Barbara Hacker’s 1999 speech for the Tenth Anniversary of the Center for the Healing of Racism
The Last Ten Years
In the early summer of 1989, an ethnically diverse group of individuals began to meet together around the topic of racism, the role it played in their lives, and the pain they had suffered and witnessed. The emphasis was on personal growth and healing, and finding ways to work proactively to eliminate racism and spread understanding of the principle it violates–the oneness of humanity. Other persons joined the group and members became involved in studying and equipping themselves with the knowledge and skills necessary to reach out to the wider community. Weekend workshops were sponsored. Dialogue: Racism was created and offered three times a year.

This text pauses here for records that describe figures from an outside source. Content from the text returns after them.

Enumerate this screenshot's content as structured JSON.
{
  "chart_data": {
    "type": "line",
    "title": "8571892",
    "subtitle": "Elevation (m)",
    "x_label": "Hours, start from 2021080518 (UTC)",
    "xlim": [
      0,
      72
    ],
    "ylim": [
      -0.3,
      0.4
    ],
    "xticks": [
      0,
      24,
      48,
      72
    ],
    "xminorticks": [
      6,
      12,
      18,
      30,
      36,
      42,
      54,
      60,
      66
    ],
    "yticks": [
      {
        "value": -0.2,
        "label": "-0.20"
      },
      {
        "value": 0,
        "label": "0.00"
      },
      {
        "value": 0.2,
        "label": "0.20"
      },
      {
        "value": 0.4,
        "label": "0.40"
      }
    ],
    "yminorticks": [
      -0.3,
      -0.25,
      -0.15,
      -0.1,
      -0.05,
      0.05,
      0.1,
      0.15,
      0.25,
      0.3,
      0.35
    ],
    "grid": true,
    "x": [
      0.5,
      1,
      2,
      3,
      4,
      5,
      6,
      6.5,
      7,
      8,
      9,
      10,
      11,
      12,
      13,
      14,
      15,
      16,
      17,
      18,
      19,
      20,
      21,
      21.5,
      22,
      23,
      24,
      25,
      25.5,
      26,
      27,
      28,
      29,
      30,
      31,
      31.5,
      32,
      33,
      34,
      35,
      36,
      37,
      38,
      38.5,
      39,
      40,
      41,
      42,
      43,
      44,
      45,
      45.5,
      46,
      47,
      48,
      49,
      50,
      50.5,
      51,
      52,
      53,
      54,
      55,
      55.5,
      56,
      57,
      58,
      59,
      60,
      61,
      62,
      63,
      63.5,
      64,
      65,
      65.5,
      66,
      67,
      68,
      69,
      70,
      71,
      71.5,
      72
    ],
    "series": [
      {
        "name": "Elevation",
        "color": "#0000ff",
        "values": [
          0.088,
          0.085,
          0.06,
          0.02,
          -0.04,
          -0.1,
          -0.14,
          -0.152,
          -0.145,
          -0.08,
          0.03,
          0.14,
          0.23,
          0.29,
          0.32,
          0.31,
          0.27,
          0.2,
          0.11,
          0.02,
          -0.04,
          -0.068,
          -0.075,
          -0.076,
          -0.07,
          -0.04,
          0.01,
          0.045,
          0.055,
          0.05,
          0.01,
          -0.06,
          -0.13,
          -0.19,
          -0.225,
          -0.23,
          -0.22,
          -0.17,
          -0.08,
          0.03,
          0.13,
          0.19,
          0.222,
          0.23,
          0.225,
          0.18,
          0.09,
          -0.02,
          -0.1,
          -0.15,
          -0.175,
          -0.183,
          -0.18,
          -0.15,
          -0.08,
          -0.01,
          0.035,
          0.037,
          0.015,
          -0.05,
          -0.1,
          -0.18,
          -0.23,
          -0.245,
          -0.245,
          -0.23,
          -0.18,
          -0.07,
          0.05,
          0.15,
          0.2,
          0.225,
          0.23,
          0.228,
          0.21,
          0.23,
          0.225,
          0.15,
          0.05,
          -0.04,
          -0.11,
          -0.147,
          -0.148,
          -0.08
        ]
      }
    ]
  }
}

Thus came into being the Institute for the Healing of Racism, now known as the Center for the Healing of Racism. The Center’s Articles of Incorporation were approved by the State of Texas on November 17, 1992. The organization is governed by a board of directors and its program is managed by two experienced co-directors.
With its purpose being the healing of racism, the Center thoughtfully established the goals that would guide this achievement. These goals call for the creation of a safe and accepting environment in which people can explore issues of racism, recognize its manifestations, examine assumptions and beliefs, understand its impact on themselves and others, and receive the support and encouragement to begin the healing process. In addition, the Center recognizes benefits to be derived from actively seeking to build coalitions with other groups and associations that share a commitment to racial justice.
The hallmark of the Center, the program called Dialogue: Racism, started as a series of public meetings, with a small group of persons gathered to share their experiences. From these meetings, study and research evolved the unique Dialogue program, its facilitators, core curriculum, and interaction techniques. The Center’s offerings now include the nine-week Dialogue series, intensive weekend workshops, a summer film series, a Speaker’s Bureau, a quarterly newsletter, and a resource library of videos and publications. In addition a program called “Opening the Breadbasket” was created in late 1997 to teach young children about the oneness of humanity. It has been offered in a number of schools and was well received.
What sets the Center apart from other groups working on the issue of racism is its emphasis on healing. It’s service to the community has a strong educational base. Its aim is to first educate about racism, then facilitate the process by which individuals can begin to counter the effects of racism in their lives and become empowered to interrupt the cycle of racist attitudes. First the awakening arid then the healing.
The co-directors are the primary service providers. However, the talents of many members are regularly drawn upon to fulfill speaking engagements, conduct workshops etc. This non-profit organization has been able to grow in the number of participants at Center activities from 60 in 1989 to over 18,000 to date.